Throughout my adult life if I was asked who my favorite author was I would have answered “Mark Twain. I have always loved his sharp wit, and sense of humor, but also his dark view of mankind and his political views. I have not read Twain for a decade, but when the book club at the McBride Library chose the topic “Short Stories” for the January theme, I right away knew I was going to re-visit Mark Twain. I had lots of old Twain books I have been dragging along through my life and one of them was the “The Complete Short Stories of Mark Twain” Edited by Charles Nieder and that is where I read some of the short stories. Here is a description of two of them.
In the story "My Watch" Twain tells about a watch he bought that kept perfect time. Then one day after eighteen months, he forgot to wind it. Upon discovering that the watch had stopped, he just estimated what the time might be, set it, and re-wound the watch. He then later stopped in at a watch repair place just to have it set to the correct time.
The watch repairman, said, "This watch is four minutes slow, the regulator needs adjusting." Twain tried to stop him, saying the time just needed setting, but the repairman refused to listen and made the adjustment.
This being done, the watch began gaining time.
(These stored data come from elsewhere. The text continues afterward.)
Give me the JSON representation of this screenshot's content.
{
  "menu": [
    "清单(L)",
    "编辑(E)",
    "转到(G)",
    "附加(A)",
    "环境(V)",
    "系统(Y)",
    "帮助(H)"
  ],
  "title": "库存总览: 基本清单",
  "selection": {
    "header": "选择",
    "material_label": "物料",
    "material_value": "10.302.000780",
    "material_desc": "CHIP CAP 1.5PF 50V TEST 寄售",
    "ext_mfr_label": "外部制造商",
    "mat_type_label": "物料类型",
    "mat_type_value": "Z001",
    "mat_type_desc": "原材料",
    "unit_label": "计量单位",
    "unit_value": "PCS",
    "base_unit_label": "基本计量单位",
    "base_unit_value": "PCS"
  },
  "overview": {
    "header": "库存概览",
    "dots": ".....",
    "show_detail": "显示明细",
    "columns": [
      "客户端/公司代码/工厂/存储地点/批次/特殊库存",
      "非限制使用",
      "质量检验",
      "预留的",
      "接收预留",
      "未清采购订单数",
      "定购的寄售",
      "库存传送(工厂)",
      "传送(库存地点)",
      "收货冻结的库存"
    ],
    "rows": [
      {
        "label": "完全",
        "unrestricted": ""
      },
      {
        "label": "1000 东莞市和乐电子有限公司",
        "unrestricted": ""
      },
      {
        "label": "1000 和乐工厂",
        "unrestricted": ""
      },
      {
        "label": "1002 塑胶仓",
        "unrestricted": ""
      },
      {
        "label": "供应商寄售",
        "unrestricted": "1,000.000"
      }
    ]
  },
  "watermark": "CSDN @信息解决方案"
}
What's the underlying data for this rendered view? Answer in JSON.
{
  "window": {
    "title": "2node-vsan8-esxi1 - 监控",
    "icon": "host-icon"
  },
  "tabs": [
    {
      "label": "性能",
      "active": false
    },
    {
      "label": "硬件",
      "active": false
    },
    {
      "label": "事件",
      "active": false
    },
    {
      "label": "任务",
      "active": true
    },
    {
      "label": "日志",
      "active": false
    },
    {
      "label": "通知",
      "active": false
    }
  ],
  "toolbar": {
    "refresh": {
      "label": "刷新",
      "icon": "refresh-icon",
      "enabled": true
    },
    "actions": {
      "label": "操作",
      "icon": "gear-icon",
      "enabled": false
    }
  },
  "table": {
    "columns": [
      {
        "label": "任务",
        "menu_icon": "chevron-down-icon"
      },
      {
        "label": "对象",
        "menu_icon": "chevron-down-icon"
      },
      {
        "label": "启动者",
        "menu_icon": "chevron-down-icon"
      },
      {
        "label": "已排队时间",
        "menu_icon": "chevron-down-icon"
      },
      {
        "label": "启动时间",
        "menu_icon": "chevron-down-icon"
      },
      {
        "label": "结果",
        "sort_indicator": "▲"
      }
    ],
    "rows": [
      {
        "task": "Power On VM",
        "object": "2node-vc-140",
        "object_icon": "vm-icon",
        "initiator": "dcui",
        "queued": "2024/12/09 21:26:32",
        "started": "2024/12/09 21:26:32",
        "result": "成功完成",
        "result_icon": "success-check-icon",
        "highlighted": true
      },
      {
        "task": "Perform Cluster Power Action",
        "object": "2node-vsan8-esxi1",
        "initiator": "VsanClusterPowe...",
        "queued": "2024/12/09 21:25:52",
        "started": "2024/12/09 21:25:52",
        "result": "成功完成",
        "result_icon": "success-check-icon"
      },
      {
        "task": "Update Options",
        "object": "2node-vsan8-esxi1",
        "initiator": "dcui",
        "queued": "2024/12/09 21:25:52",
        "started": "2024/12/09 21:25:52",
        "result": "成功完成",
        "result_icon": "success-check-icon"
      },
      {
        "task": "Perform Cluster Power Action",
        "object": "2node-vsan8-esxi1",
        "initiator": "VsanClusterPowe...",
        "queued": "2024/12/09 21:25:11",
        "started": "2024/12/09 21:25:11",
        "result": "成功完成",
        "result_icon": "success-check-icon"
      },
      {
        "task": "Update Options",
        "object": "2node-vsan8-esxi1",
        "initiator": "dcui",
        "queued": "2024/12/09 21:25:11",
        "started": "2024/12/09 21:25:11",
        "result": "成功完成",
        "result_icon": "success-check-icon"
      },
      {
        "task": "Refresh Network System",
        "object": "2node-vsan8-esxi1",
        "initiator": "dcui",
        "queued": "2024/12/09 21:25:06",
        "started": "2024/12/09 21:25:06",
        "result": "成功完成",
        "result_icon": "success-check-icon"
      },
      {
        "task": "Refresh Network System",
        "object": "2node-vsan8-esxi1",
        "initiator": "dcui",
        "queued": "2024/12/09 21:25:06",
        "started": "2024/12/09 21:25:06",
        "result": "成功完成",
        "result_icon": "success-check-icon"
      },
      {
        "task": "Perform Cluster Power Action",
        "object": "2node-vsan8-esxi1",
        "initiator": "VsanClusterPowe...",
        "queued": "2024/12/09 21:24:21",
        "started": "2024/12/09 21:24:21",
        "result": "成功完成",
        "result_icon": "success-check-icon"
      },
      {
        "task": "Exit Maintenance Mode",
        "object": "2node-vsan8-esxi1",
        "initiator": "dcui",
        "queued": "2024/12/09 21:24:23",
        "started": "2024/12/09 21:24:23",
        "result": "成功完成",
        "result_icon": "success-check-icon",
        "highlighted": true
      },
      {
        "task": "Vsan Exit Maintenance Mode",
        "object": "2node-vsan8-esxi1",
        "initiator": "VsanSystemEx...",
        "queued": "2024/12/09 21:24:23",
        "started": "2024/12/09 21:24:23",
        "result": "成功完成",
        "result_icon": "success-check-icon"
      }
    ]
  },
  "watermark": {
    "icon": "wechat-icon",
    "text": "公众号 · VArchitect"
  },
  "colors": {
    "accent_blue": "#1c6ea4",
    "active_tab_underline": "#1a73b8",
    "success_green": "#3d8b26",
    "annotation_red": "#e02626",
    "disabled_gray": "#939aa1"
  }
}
Within a week it was "sickened to a raging fever," at the end of two months, it's pulse was over 150. It left all the other watches in town far in the rear. The watch was into the snows of November while the leaves were still turning in October. It sped up house rent and bills needing payments to the point where Twain could no longer stand it.
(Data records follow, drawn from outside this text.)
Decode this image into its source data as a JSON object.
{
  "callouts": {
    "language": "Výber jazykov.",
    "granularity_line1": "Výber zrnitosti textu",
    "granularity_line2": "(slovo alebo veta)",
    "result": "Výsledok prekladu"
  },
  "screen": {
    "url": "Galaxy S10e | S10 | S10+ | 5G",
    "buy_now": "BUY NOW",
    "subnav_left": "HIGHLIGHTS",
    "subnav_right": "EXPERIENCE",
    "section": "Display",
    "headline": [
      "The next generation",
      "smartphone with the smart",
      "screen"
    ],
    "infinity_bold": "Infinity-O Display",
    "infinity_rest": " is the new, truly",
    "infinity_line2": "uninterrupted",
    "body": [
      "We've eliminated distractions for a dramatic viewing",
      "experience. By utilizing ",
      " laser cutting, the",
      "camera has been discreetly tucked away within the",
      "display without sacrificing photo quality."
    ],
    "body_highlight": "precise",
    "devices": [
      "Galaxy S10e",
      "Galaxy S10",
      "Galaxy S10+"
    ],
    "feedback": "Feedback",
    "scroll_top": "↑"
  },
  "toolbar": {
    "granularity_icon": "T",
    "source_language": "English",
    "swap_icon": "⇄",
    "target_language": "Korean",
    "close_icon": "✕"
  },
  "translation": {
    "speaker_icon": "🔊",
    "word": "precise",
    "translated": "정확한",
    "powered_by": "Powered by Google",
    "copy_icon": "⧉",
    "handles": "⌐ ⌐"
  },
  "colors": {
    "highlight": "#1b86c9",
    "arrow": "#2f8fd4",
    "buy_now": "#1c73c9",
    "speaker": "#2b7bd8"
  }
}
In desperation, he took it to another repairman, who said it needed cleaning and oiling and the regulator adjusting. When he got the watch back, it began slowing down time, causing him to miss trains, his meals, he began drifting back to yesterday, then the day before yesterday, and finally into last week and the week before last.
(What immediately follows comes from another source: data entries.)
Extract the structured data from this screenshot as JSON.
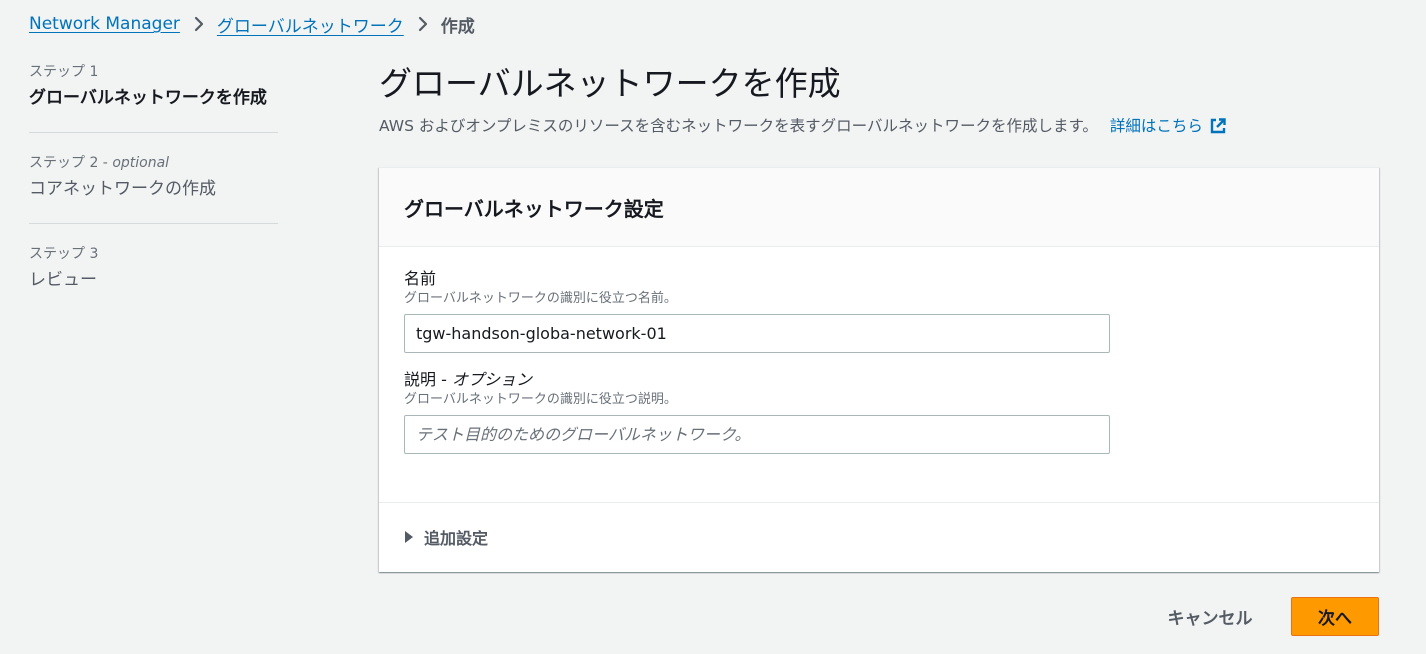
{
  "breadcrumb": {
    "items": [
      {
        "label": "Network Manager"
      },
      {
        "label": "グローバルネットワーク"
      }
    ],
    "current": "作成",
    "separator_icon": "chevron-right-icon"
  },
  "steps": [
    {
      "label": "ステップ 1",
      "label_suffix": "",
      "title": "グローバルネットワークを作成",
      "active": true
    },
    {
      "label": "ステップ 2 - ",
      "label_suffix": "optional",
      "title": "コアネットワークの作成",
      "active": false
    },
    {
      "label": "ステップ 3",
      "label_suffix": "",
      "title": "レビュー",
      "active": false
    }
  ],
  "header": {
    "title": "グローバルネットワークを作成",
    "description": "AWS およびオンプレミスのリソースを含むネットワークを表すグローバルネットワークを作成します。",
    "learn_more": "詳細はこちら",
    "learn_more_icon": "external-link-icon"
  },
  "panel": {
    "title": "グローバルネットワーク設定",
    "name_field": {
      "label": "名前",
      "description": "グローバルネットワークの識別に役立つ名前。",
      "value": "tgw-handson-globa-network-01"
    },
    "description_field": {
      "label": "説明 - ",
      "label_suffix": "オプション",
      "description": "グローバルネットワークの識別に役立つ説明。",
      "value": "",
      "placeholder": "テスト目的のためのグローバルネットワーク。"
    },
    "additional_settings": {
      "label": "追加設定",
      "icon": "caret-right-icon"
    }
  },
  "actions": {
    "cancel": "キャンセル",
    "next": "次へ"
  },
  "colors": {
    "link": "#0073bb",
    "primary_button": "#ff9900",
    "background": "#f2f3f3"
  }
}
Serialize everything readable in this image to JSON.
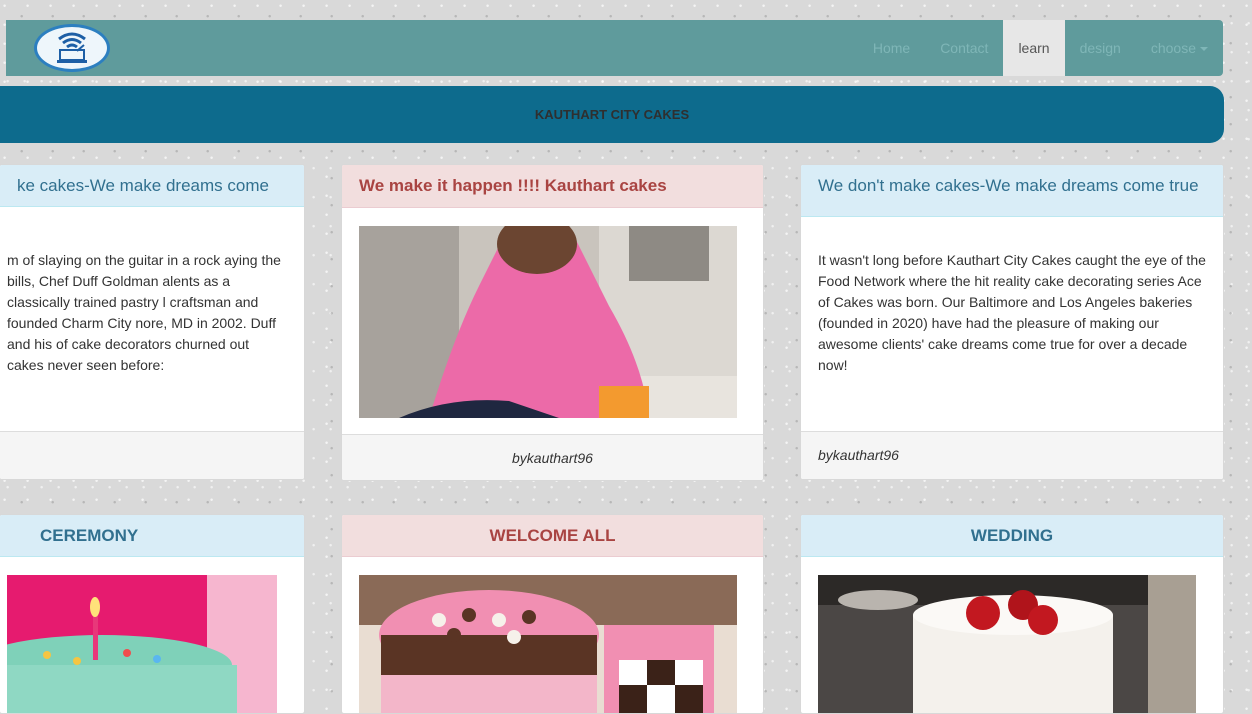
{
  "navbar": {
    "logo_icon": "wifi-laptop-logo",
    "items": [
      {
        "label": "Home",
        "active": false
      },
      {
        "label": "Contact",
        "active": false
      },
      {
        "label": "learn",
        "active": true
      },
      {
        "label": "design",
        "active": false
      },
      {
        "label": "choose",
        "active": false,
        "dropdown": true
      }
    ]
  },
  "banner": {
    "title": "KAUTHART CITY CAKES"
  },
  "cards": [
    {
      "heading": "ke cakes-We make dreams come",
      "heading_style": "info",
      "text": "m of slaying on the guitar in a rock aying the bills, Chef Duff Goldman alents as a classically trained pastry l craftsman and founded Charm City nore, MD in 2002. Duff and his of cake decorators churned out cakes never seen before:",
      "footer": ""
    },
    {
      "heading": "We make it happen !!!! Kauthart cakes",
      "heading_style": "danger",
      "image": "woman-in-pink-hijab-photo",
      "footer": "bykauthart96"
    },
    {
      "heading": "We don't make cakes-We make dreams come true",
      "heading_style": "info",
      "text": "It wasn't long before Kauthart City Cakes caught the eye of the Food Network where the hit reality cake decorating series Ace of Cakes was born. Our Baltimore and Los Angeles bakeries (founded in 2020) have had the pleasure of making our awesome clients' cake dreams come true for over a decade now!",
      "footer": "bykauthart96"
    }
  ],
  "cards_row2": [
    {
      "heading": "CEREMONY",
      "heading_style": "info",
      "image": "birthday-cake-candle-photo"
    },
    {
      "heading": "WELCOME ALL",
      "heading_style": "danger",
      "image": "pink-checkerboard-cake-photo"
    },
    {
      "heading": "WEDDING",
      "heading_style": "info",
      "image": "white-cake-red-roses-photo"
    }
  ],
  "colors": {
    "navbar": "#5f9b9c",
    "banner": "#0d6b8d",
    "info_heading": "#d9edf7",
    "danger_heading": "#f2dede"
  }
}
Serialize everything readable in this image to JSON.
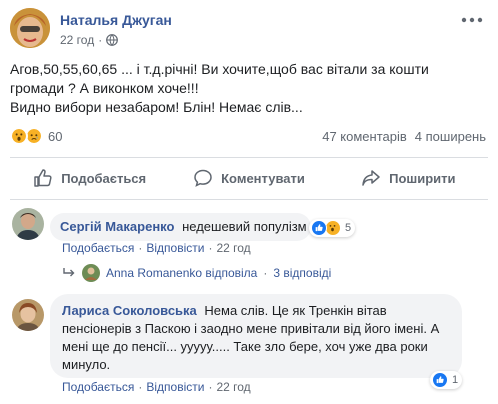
{
  "post": {
    "author": "Наталья Джуган",
    "time": "22 год",
    "separator": "·",
    "text_lines": [
      "Агов,50,55,60,65 ... і т.д.річні! Ви хочите,щоб вас вітали за кошти",
      "громади ? А виконком хоче!!!",
      "Видно вибори незабаром! Блін! Немає слів..."
    ],
    "reaction_count": "60",
    "comments_count": "47 коментарів",
    "shares_count": "4 поширень"
  },
  "actions": {
    "like": "Подобається",
    "comment": "Коментувати",
    "share": "Поширити"
  },
  "comments": [
    {
      "author": "Сергій Макаренко",
      "text": "недешевий популізм",
      "reactions": "5",
      "like_label": "Подобається",
      "reply_label": "Відповісти",
      "time": "22 год"
    },
    {
      "author": "Лариса Соколовська",
      "text": "Нема слів. Це як Тренкін вітав пенсіонерів з Паскою і заодно мене привітали від його імені. А мені ще до пенсії... ууууу..... Таке зло бере, хоч уже два роки минуло.",
      "reactions": "1",
      "like_label": "Подобається",
      "reply_label": "Відповісти",
      "time": "22 год"
    }
  ],
  "replies": {
    "name_text": "Anna Romanenko відповіла",
    "count_text": "3 відповіді"
  },
  "colors": {
    "link": "#385898",
    "like_blue": "#1877f2",
    "wow_yellow": "#f7b125",
    "muted": "#606770"
  }
}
The story continues with more visits to the watch repair shop resulting in more absurd situations.
In "Political Economy" Twain has just sat down at his desk and begun writing the first paragraph of an academic and technical essay about political economy when he is disturbed by knocking on his door. Irritated by the interruption he goes to see who it is.
It is a salesman trying to sell him a lightning rod to protect his house. Twain, though irritated by the interruption, listens and is somewhat receptive and tells the guy, "yes". When asked how many points, Twain doesn't know what the guy is talking about so to avoid sounding ignorant he answers, "Eight". When asked about what kind and is given the choices, Twain, eager to return to his desk, picks the zinc twisted rods, the most expensive, walks back into his house to write.
It takes some time for his mind to get back to the intellectual state required by his paper, but finally he completes the next paragraph when another knock disturbs his flow of thought. Again it is the lightening rod salesman, who has finished installing the eight rods and tells Twain how beautiful the eight look on his chimney. The salesman, having realized that Twain doesn't know much and has money, tells him that to really be perfect, the house should have sixteen more rods.
Twain who just wants to get back to his paper, tells him, yeah, just do it. Later, there is yet one more interruption by the salesman advising even more lightning rods. The frustrated Twain tells him yes just so he can get back to his writing.
The humor builds to a crescendo three weeks later when Twain and his family are trapped in their house during a lightning storm and the house becomes the target of all the electricity in the atmosphere.
It is a very memorable tale that I remember from reading it forty years ago.